Gobernar es difícil. No es un paseo por el campo rodeado de flores y pajaritos, sino más bien una visita al zoológico cuando abrieron todas las jaulas. No sobran las salidas, aunque abundan las amenazas.
El gobierno nacional está dándose de bruces con la realidad de la gestión política, una profesión de la que muchas veces se requiere más estómago que cabeza. La cantidad de demandas que recaen sobre el aparato público dificultan el establecimiento de prioridades, especialmente cuando esas demandas parten desde la sensatez y no del oportunismo.
La inflación, uno de los grandes problemas heredados de la gestión anterior, sigue marcando la cancha de un gobierno que todavía no puede tomarle el tiempo. De aquella fe inicial de que todo se resolvía con meditación y energías positivas pasamos al vértigo actual en el que ninguno parece encontrar cuáles son los cables que hay que cortar para desactivar la bomba.
En medio de todo eso, abundan las presiones de los distintos actores que pretenden hacer primar los intereses de su sector, cuando la complejidad de la situación indica que es muy poco lo que se puede ir moviendo cada pieza, tal como en el juego del jenga. Un movimiento brusco puede hacer que se desplome toda la torre.

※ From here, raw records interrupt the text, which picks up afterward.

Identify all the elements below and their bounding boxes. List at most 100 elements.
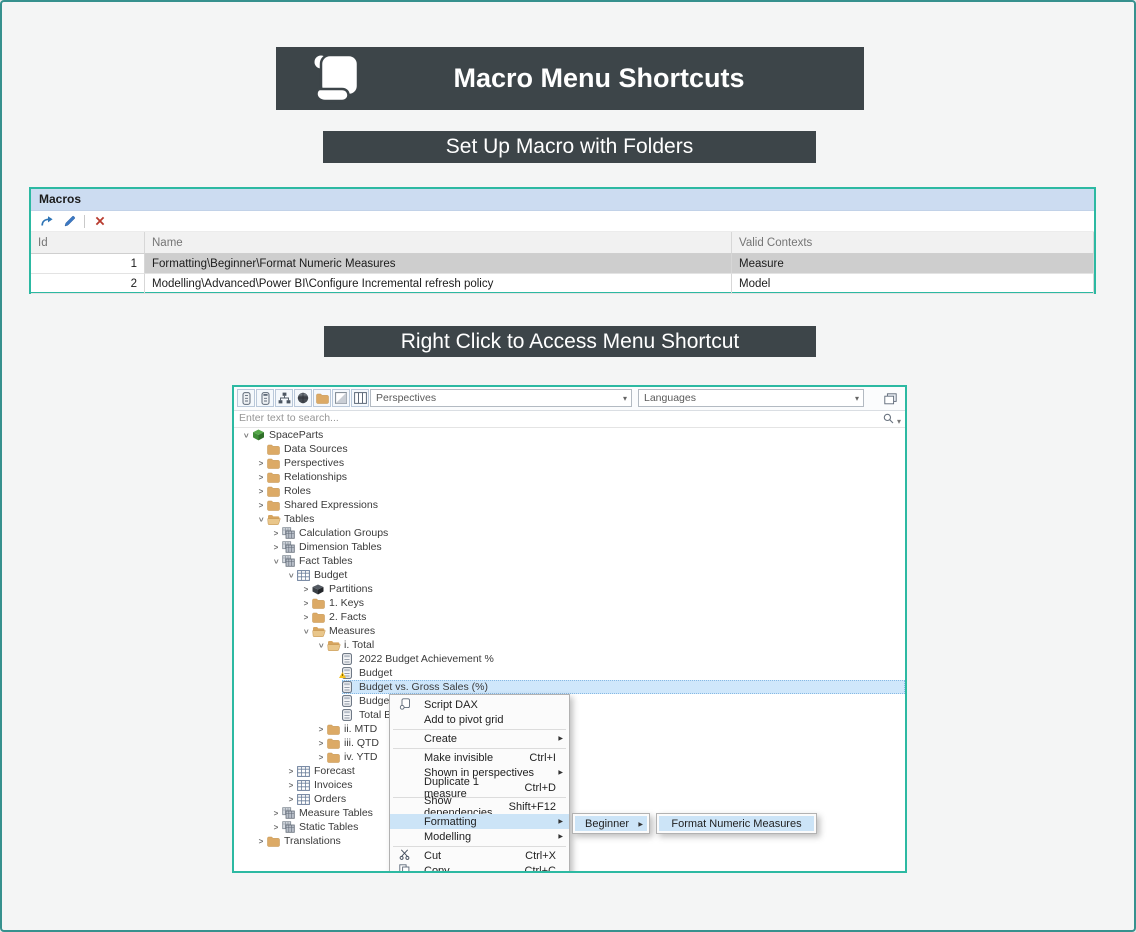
tables-group-icon [282,807,295,819]
menu-item-shortcut: Ctrl+X [525,850,569,862]
toolbar-button-display-folder[interactable] [332,389,350,407]
tree-item-calculation-groups[interactable]: >Calculation Groups [234,526,905,540]
macro-cell-ctx[interactable]: Measure [732,254,1094,274]
languages-dropdown[interactable]: Languages ▾ [638,389,864,407]
macro-cell-name[interactable]: Formatting\Beginner\Format Numeric Measu… [145,254,732,274]
tree-item-relationships[interactable]: >Relationships [234,470,905,484]
properties-window-icon[interactable] [882,390,899,407]
tree-expander-icon[interactable]: > [257,513,266,525]
chevron-down-icon[interactable]: ▾ [623,391,627,407]
toolbar-button-hierarchy[interactable] [275,389,293,407]
folder-icon [327,738,340,749]
menu-item-add-to-pivot-grid[interactable]: Add to pivot grid [390,712,569,727]
tree-expander-icon[interactable]: > [300,613,312,622]
macro-row-1[interactable]: 1Formatting\Beginner\Format Numeric Meas… [31,254,1094,274]
menu-item-script-dax[interactable]: Script DAX [390,697,569,712]
menu-item-duplicate-1-measure[interactable]: Duplicate 1 measureCtrl+D [390,780,569,795]
tree-item-partitions[interactable]: >Partitions [234,582,905,596]
tree-item-dimension-tables[interactable]: >Dimension Tables [234,540,905,554]
tree-expander-icon[interactable]: > [272,555,281,567]
tree-item-budget[interactable]: >Budget [234,568,905,582]
submenu-format-numeric-measures[interactable]: Format Numeric Measures [656,813,817,834]
tree-expander-icon[interactable]: > [255,487,267,496]
tree-expander-icon[interactable]: > [270,823,282,832]
tree-expander-icon[interactable]: > [285,795,297,804]
column-header-valid-contexts[interactable]: Valid Contexts [732,232,1094,254]
submenu-beginner[interactable]: Beginner ▶ [572,813,650,834]
tree-item-label: Budget [357,667,392,679]
column-toggle-icon [260,392,271,405]
chevron-down-icon[interactable]: ▾ [855,391,859,407]
tree-expander-icon[interactable]: > [287,569,296,581]
toolbar-button-folder-toggle[interactable] [313,389,331,407]
menu-item-modelling[interactable]: Modelling▶ [390,829,569,844]
run-macro-icon[interactable] [40,215,54,227]
macro-cell-id[interactable]: 2 [31,274,145,294]
perspectives-dropdown[interactable]: Perspectives ▾ [370,389,632,407]
tree-item-label: i. Total [342,639,374,651]
tree-item-spaceparts[interactable]: >SpaceParts [234,428,905,442]
tree-item-i-total[interactable]: > i. Total [234,638,905,652]
tree-item-measures[interactable]: >Measures [234,624,905,638]
column-header-id[interactable]: Id [31,232,145,254]
column-header-name[interactable]: Name [145,232,732,254]
tree-item-fact-tables[interactable]: > Fact Tables [234,554,905,568]
table-icon [297,780,310,791]
tree-expander-icon[interactable]: > [255,459,267,468]
tree-item-perspectives[interactable]: >Perspectives [234,456,905,470]
tree-item-label: Fact Tables [297,555,353,567]
tree-expander-icon[interactable]: > [270,809,282,818]
search-input[interactable]: Enter text to search... ▾ [234,410,905,428]
macro-row-2[interactable]: 2Modelling\Advanced\Power BI\Configure I… [31,274,1094,294]
menu-item-cut[interactable]: CutCtrl+X [390,848,569,863]
tree-item-2-facts[interactable]: >2. Facts [234,610,905,624]
submenu-item-beginner[interactable]: Beginner ▶ [575,816,647,831]
menu-item-shortcut: Ctrl+C [525,865,569,874]
tree-item-roles[interactable]: >Roles [234,484,905,498]
tree-expander-icon[interactable]: > [315,739,327,748]
tree-expander-icon[interactable]: > [255,473,267,482]
tree-expander-icon[interactable]: > [285,767,297,776]
tree-expander-icon[interactable]: > [315,725,327,734]
tree-expander-icon[interactable]: > [300,599,312,608]
tree-expander-icon[interactable]: > [300,585,312,594]
tree-expander-icon[interactable]: > [255,837,267,846]
tree-expander-icon[interactable]: > [317,639,326,651]
menu-item-show-dependencies[interactable]: Show dependenciesShift+F12 [390,799,569,814]
tree-item-budget[interactable]: >Budget [234,666,905,680]
toolbar-button-partition-sphere[interactable] [294,389,312,407]
perspectives-dropdown-value: Perspectives [376,392,436,404]
menu-item-formatting[interactable]: Formatting▶ [390,814,569,829]
macros-toolbar [31,211,1094,232]
folder-icon [327,752,340,763]
tree-item-data-sources[interactable]: >Data Sources [234,442,905,456]
tree-item-shared-expressions[interactable]: >Shared Expressions [234,498,905,512]
menu-item-make-invisible[interactable]: Make invisibleCtrl+I [390,750,569,765]
toolbar-button-measure-toggle[interactable] [237,389,255,407]
macro-cell-id[interactable]: 1 [31,254,145,274]
tree-expander-icon[interactable]: > [242,429,251,441]
tree-expander-icon[interactable]: > [270,543,282,552]
tree-item-1-keys[interactable]: >1. Keys [234,596,905,610]
edit-macro-icon[interactable] [64,215,76,227]
tree-expander-icon[interactable]: > [315,753,327,762]
tree-expander-icon[interactable]: > [285,781,297,790]
folder-icon [267,444,280,455]
toolbar-button-column-toggle[interactable] [256,389,274,407]
tree-expander-icon[interactable]: > [270,529,282,538]
submenu-item-format-numeric-measures[interactable]: Format Numeric Measures [659,816,814,831]
tree-item-tables[interactable]: >Tables [234,512,905,526]
toolbar-divider [84,215,85,228]
tree-expander-icon[interactable]: > [302,625,311,637]
macro-cell-name[interactable]: Modelling\Advanced\Power BI\Configure In… [145,274,732,294]
macro-cell-ctx[interactable]: Model [732,274,1094,294]
tree-expander-icon[interactable]: > [255,501,267,510]
tree-item-2022-budget-achievement[interactable]: >2022 Budget Achievement % [234,652,905,666]
toolbar-button-table-columns[interactable] [351,389,369,407]
page: Macro Menu Shortcuts Set Up Macro with F… [0,0,1136,932]
model-icon [252,429,265,441]
tree-item-budget-vs-gross-sales[interactable]: >Budget vs. Gross Sales (%) [234,680,905,694]
menu-item-create[interactable]: Create▶ [390,731,569,746]
delete-macro-icon[interactable] [95,216,105,226]
menu-item-copy[interactable]: CopyCtrl+C [390,863,569,873]
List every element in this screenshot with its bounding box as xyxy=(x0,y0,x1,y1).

Los erráticos movimientos del dólar generan preocupación en gente que -aunque no pueda ahorrar en moneda extranjera- entiende a la economía como aquello que anda bien cuando no se escuchan novedades. El bombardeo mediático con economistas en el prime-time preocupa a aquellos que efectivamente perciben cómo el dólar arrastra los precios en su camino hacia arriba.
Es por eso que este último tiempo comenzó a circular el rumor de que volvían las retenciones, aquel infame instrumento implementado en el gobierno de Duhalde y exprimido al máximo durante el kirchnerato.
Parte de los economistas (aunque también desde otras ramas de las ciencias sociales) sostiene que es un instrumento efectivo para contener los precios. Además agregan que si no se les pone un freno, vamos rumbo a una hiper, agravada porque los productores recibirían más pesos que volverían a poner en circulación (porque si hay inflación, ¿quién guarda la plata?).
Desde la vereda de enfrente les responden que las retenciones desalientan la inversión, algo que hoy es fundamental si se piensa en la catastrófica sequía que sufrió el país el último verano. Si no aumenta la producción, se enfría la economía y el gobierno no puede recaudar más para sostener su funcionamiento.
Ese es un pequeño recorte de todos los frentes abiertos que el gobierno tiene en este momento. Desde la oposición más liberal, insistiendo en la presión tributaria exagerada, con esas cuentas que se viralizan rápidamente y nos deprimen haciéndonos saber que trabajamos siete meses del año para pagar impuestos.
Desde la oposición intervencionista, que si no se controla el comercio de granos hay especulación en el comercio que impacta de lleno en el bolsillo de los trabajadores, haciéndonos cálculos de todo lo que gana un productor de trigo en base al precio del kilo de pan.
El gobierno se metió solo en medio de un debate que ya se parece más a un griterío. La falta de consistencia en el manejo de la economía, producto de la subestimación de las variables que definen el sano funcionamiento de un sistema productivo, lo ha dejado expuesto a numerosos mercenarios mediáticos.
Todos esperan que esta calma que se siente en la última semana sea el respaldo de los mercados para que el gobierno se ponga a trabajar -de una vez y por todas- para sanear verdaderamente la economía, algo que todavía no parece tan claro.